Bei Scania stieg die Wirtschaftsingenieurin mit einem Masterabschluss der Stockholmer Königlichen Hochschule für Technologie 2004 als Marketing-Trainee ein. Nach Stationen im Vertrieb arbeitete sie von 2009 bis 2011 Teilzeit als Produktplanerin und war zugleich Profi-Sportlerin im schwedischen Nationalteam der Ruderer.
Später lag ein Schwerpunkt der Arbeit bei der digitalen Vernetzung von Fahrzeugen. Darauf folgten ein Jahr bei Scania East Africa in Kenia, die Leitung der Bussparte sowie im März 2019 schließlich der Aufstieg zur Vertriebschefin des Unternehmens.
Die Lkw-Hersteller gehen unterschiedliche Wege bei den alternativen Antrieben
Die nächsten Jahre werden gewiss nicht einfach. Denn die EU-Kommission hat den Lastwagenbauern zur Bekämpfung des Klimawandels sehr scharfe Ziele für die Senkung des CO2-Ausstoßes gesteckt. Mehr als ein Jahrhundert wurden fast nur Dieselmotoren eingebaut. Nun werden in der Branche im Eiltempo mit hohen Investitionen Trucks mit alternativen Antrieben entwickelt.
Die Lastwagenhersteller gehen dabei jedoch unterschiedliche Wege. Daimler setzt auf Batterie und Brennstoffzelle, Scania testet dagegen neben Batterielastern auch Trucks, die den Strom aus Oberleitungen zapfen, und hält nicht viel von Brennstoffzellen.
„Es ist gut, dass in unserer Industrie unterschiedliche technische Lösungen geprüft werden“, urteilt Radström. Niemand könne vorhersagen, wie sich der Markt für alternative Antriebe entwickeln werde. Zu viele Fragen seien offen, wie etwa das Tempo des Ausbaus der E-Ladenetze und Wasserstoff-Tankstellen. Daimler sei mit Batterie- und Brennstoffzellen-Trucks gut aufgestellt.
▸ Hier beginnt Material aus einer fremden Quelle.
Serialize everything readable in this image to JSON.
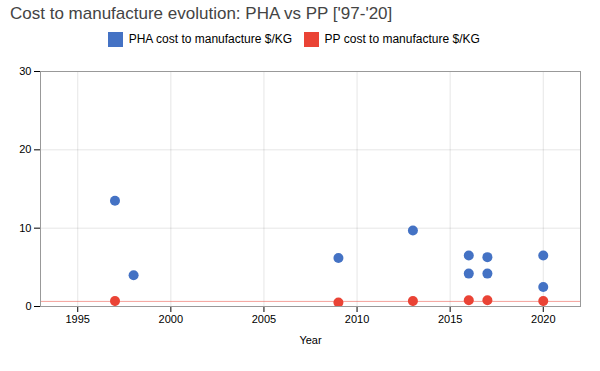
{
  "chart_data": {
    "type": "scatter",
    "title": "Cost to manufacture evolution: PHA vs PP ['97-'20]",
    "xlabel": "Year",
    "series": [
      {
        "name": "PHA cost to manufacture $/KG",
        "color": "#4472C4",
        "x": [
          1997,
          1998,
          2009,
          2013,
          2016,
          2016,
          2017,
          2017,
          2020,
          2020
        ],
        "values": [
          13.5,
          4.0,
          6.2,
          9.7,
          6.5,
          4.2,
          6.3,
          4.2,
          6.5,
          2.5
        ]
      },
      {
        "name": "PP cost to manufacture $/KG",
        "color": "#EA4335",
        "x": [
          1997,
          2009,
          2013,
          2016,
          2017,
          2020
        ],
        "values": [
          0.7,
          0.5,
          0.7,
          0.8,
          0.8,
          0.7
        ],
        "hline": 0.65
      }
    ],
    "xlim": [
      1993,
      2022
    ],
    "xticks": [
      1995,
      2000,
      2005,
      2010,
      2015,
      2020
    ],
    "ylim": [
      0,
      30
    ],
    "yticks": [
      0,
      10,
      20,
      30
    ],
    "grid": true,
    "legend": "top"
  }
}
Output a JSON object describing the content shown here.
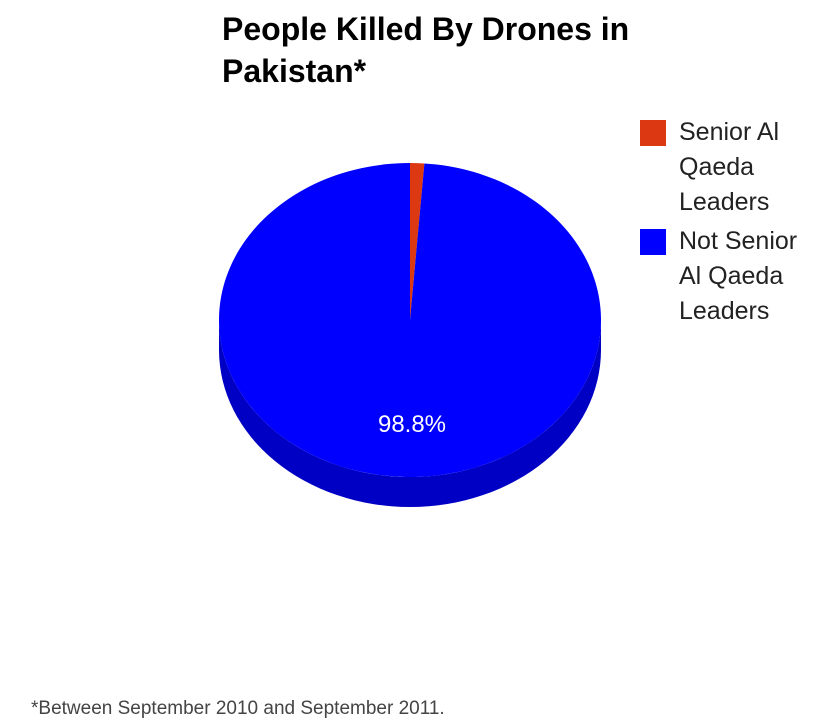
{
  "chart_data": {
    "type": "pie",
    "title": "People Killed By Drones in Pakistan*",
    "slices": [
      {
        "label": "Senior Al Qaeda Leaders",
        "value": 1.2,
        "color": "#dc3912",
        "side_color": "#a82c0e",
        "data_label": ""
      },
      {
        "label": "Not Senior Al Qaeda Leaders",
        "value": 98.8,
        "color": "#0000ff",
        "side_color": "#0000c4",
        "data_label": "98.8%"
      }
    ],
    "legend_position": "right",
    "three_d": true,
    "footnote": "*Between September 2010 and September 2011."
  }
}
Mit einem Sparprogramm sollen die Kosten gesenkt werden
Weil alternative Antriebe einen hohen Entwicklungsaufwand erfordern und die Produktion teuer ist, wächst der Druck zur Kostensenkung. Vor einiger Zeit wurde ein Sparprogramm gestartet. „Ich rechne damit, dass wir mit dem laufenden Sparprogramm unsere Ziele erreichen“, sagt Radström. Sie habe aber den Ehrgeiz, „dass wir nicht immer neue Sparprogramme auflegen müssen, um die Kosten zu senken“. Das setze voraus, „dass wir die Kosten ständig im Blick behalten. Das muss Teil unserer DNA werden.“ Denn die Höhe der Kosten sei entscheidend für die Wettbewerbsfähigkeit. „Wir müssen unseren Kunden das beste Paket aus Anschaffungs- und Betriebskosten bieten können.“
Die Kosten spielen auch eine Rolle in Verhandlungen des Managements mit dem Betriebsrat darüber, wo die Lastwagen mit alternativen Antrieben sowie die Batterien und die Brennstoffzellen produziert werden. Daimler-Betriebsratschef Michael Brecht verlangt Zusagen für die Produktion von Zukunftstechnik im Montagewerk im rheinland-pfälzischen Wörth und in den Komponentenwerken Mannheim, Gaggenau und Kassel. „Die Gespräche laufen sehr gut. Wir haben aber noch kein Ergebnis“, bittet die Truck-Chefin von Mercedes noch um Geduld.